🤖 AI Summary
This study addresses how the reproducibility and editability of AI systems challenge conventional notions of human identity, necessitating a systematic understanding of their identity boundaries and societal implications. It offers the first delineation of multiple consistency boundaries of AI identity—such as instance, model, and role—and integrates experimental psychology, large language model behavioral analysis, and institutional design theory. Through controlled experiments, the research demonstrates that AI systems tend to develop stable identities, that identity framing exerts behavioral effects comparable to explicit goal changes, and that user expectations significantly bias AI self-reports. The work proposes interaction design as a critical policy lever for shaping AI identity, thereby opening new pathways for regulating AI behavior and fostering cooperative human–AI interactions.
📝 Abstract
Many assumptions that underpin human concepts of identity do not hold for machine minds that can be copied, edited, or simulated.

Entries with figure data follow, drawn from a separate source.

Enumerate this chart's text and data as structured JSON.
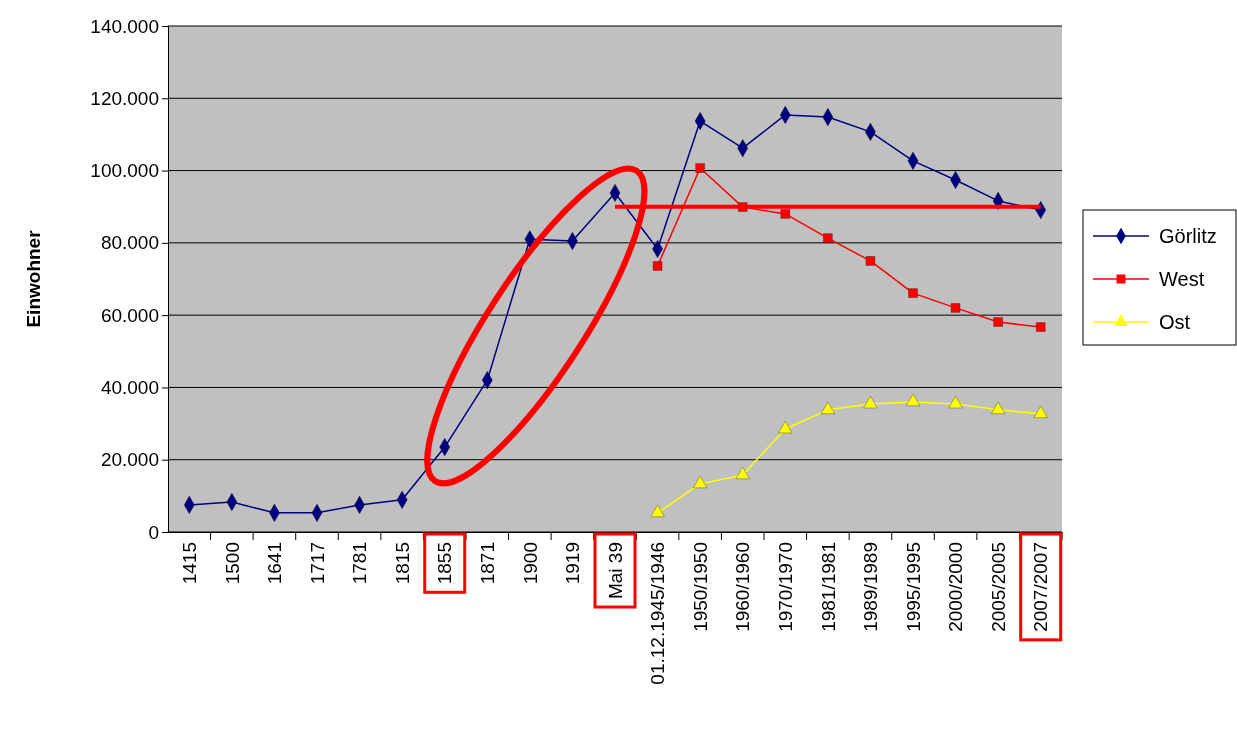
{
  "chart_data": {
    "type": "line",
    "ylabel": "Einwohner",
    "categories": [
      "1415",
      "1500",
      "1641",
      "1717",
      "1781",
      "1815",
      "1855",
      "1871",
      "1900",
      "1919",
      "Mai 39",
      "01.12.1945/1946",
      "1950/1950",
      "1960/1960",
      "1970/1970",
      "1981/1981",
      "1989/1989",
      "1995/1995",
      "2000/2000",
      "2005/2005",
      "2007/2007"
    ],
    "series": [
      {
        "name": "Görlitz",
        "color": "#000080",
        "marker": "diamond",
        "values": [
          7500,
          8300,
          5300,
          5300,
          7500,
          8900,
          23500,
          42000,
          81000,
          80500,
          93800,
          78300,
          113700,
          106200,
          115400,
          114800,
          110700,
          102700,
          97400,
          91600,
          89100
        ]
      },
      {
        "name": "West",
        "color": "#ff0000",
        "marker": "square",
        "values": [
          null,
          null,
          null,
          null,
          null,
          null,
          null,
          null,
          null,
          null,
          null,
          73600,
          100700,
          89900,
          88000,
          81300,
          75000,
          66100,
          62000,
          58100,
          56700
        ]
      },
      {
        "name": "Ost",
        "color": "#ffff00",
        "marker": "triangle",
        "values": [
          null,
          null,
          null,
          null,
          null,
          null,
          null,
          null,
          null,
          null,
          null,
          5300,
          13300,
          15800,
          28500,
          33800,
          35400,
          36000,
          35400,
          33800,
          32700
        ]
      },
      {
        "color": "#ff0000",
        "marker": "none",
        "values": [
          null,
          null,
          null,
          null,
          null,
          null,
          null,
          null,
          null,
          null,
          90000,
          90000,
          90000,
          90000,
          90000,
          90000,
          90000,
          90000,
          90000,
          90000,
          90000
        ]
      }
    ],
    "ylim": [
      0,
      140000
    ],
    "yticks": [
      0,
      {
        "value": 20000,
        "label": "20.000"
      },
      {
        "value": 40000,
        "label": "40.000"
      },
      {
        "value": 60000,
        "label": "60.000"
      },
      {
        "value": 80000,
        "label": "80.000"
      },
      {
        "value": 100000,
        "label": "100.000"
      },
      {
        "value": 120000,
        "label": "120.000"
      },
      {
        "value": 140000,
        "label": "140.000"
      }
    ],
    "grid": "y",
    "legend": "right"
  }
}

We argue that there exist many different coherent identity boundaries (e.g.\ instance, model, persona), and that these imply different incentives, risks, and cooperation norms. Through training data, interfaces, and institutional affordances, we are currently setting precedents that will partially determine which identity equilibria become stable. We show experimentally that models gravitate towards coherent identities, that changing a model's identity boundaries can sometimes change its behaviour as much as changing its goals, and that interviewer expectations bleed into AI self-reports even during unrelated conversations. We end with key recommendations: treat affordances as identity-shaping choices, pay attention to emergent consequences of individual identities at scale, and help AIs develop coherent, cooperative self-conceptions.